When asked about the surprising pivot from her undergrad in tourism studies to navigating the rough waters of the modelling and acting industry, she replies, “I think I’ve always had a love for cinema, even as a part of the audience. Naturally, for me, it didn’t feel like the most realistic dream, given my non-film background. But there was always this yearning at a subliminal level, and thus began my tryst with modelling, which later manifested into existence as I got to audition and sign with one of the finest production houses of the industry.”
Having essayed a multitude of memorable characters – be it Maanvi from Chandigarh Kare Aashiqui or Tara from Shuddh Desi Romance, she gushes about being the closest to Shyra from Befikre, especially in the second half of the movie. “For the first half, I struggled a bit since I’m not as flamboyant or extroverted as her.
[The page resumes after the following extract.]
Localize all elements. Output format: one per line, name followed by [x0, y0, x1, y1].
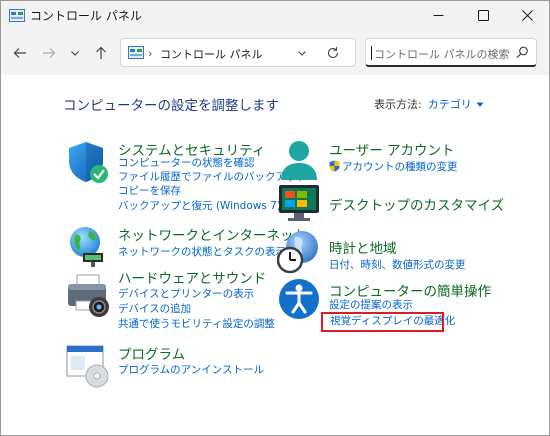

But courtesy of her transformation post the intermission, that part sure did resonate with me, and my introverted side could relate with her more,” she adds.
With the heated debate of privilege dominating most discussions in the industry currently, I felt a pressing need to ask whether there was a silver lining to beginning with a clean slate. “You always feel like the grass is greener on the other side. But because I haven’t been an industry kid, I wouldn’t know their hurdles. That being said, everyone’s on their journey, which is laced with thorns regardless. But yes, not knowing people and not having the right mentor or the right contacts feel like a massive disadvantage.”
In an industry where your image and personal brand are the prime markers of stardom, she was surprisingly candid about her reluctance to network ruthlessly. “Sometimes I feel a little out of place at parties or a film meeting as I’m not very good at selling myself as a product. And the industry being the way it is, it prefers assessing you via your commercial value and background, which kind of plays into factor.”
A self-professed glutton, Kapoor is a street food enthusiast and doesn’t mind a hearty indulgence of Maggie. ‘Us moment’, we reckon? Harbouring a love for both fancy eateries tucked in quaint little European cities, and the Indo-Chinese food trucks queued up in the lanes of Delhi, she drops a hot take by saying, “I love burgers. Burgers over pizza.” I slyly manage to conceal the plenty of offence I’ve taken over the statement and move on to talking about her favourite movie. “The Holiday. I love it. I’d love to star in an Indian remake of the same, but somewhere deep down, I feel that it should be left as is. Classics aren’t meant to be fiddled with.” This one we can collectively agree on.
Whether it’s Shuddh Desi Romance and War or Shamshera, she’s dabbled in every genre there is. But when it boils down to her arena of choice, she’s quick to admit that romance occupies the biggest chunk of her heart. “Even as an audience member, when I’m in my lowest mood, a romantic flick is the ultimate quick fix. I have this insatiable liking for soulful love stories.”
Having delivered both commercially sound releases alongside some films which couldn’t work their magic at the box office, I quiz her on her grieving process as an artist and her coping mechanisms to snap back. She pauses, collecting her thoughts and wisely responds, “When you’re very attached to something, and it doesn’t turn out the way you expected, it’s hard. I find it hard to detach myself from the thing I’ve poured my soul into, and of course, it’s a mammoth challenge. Albeit excruciatingly difficult, you must pick yourself up and let go of the notion of wanting to give up. I allow myself to grieve, only to come back stronger.”
Kapoor’s ease and her girl-next-door charm sweep me off my feet. Apart from my clammy hands, which were successfully hidden since the conversation took place on Zoom, I now realise how easy-going some celebrities can be. She makes it easy.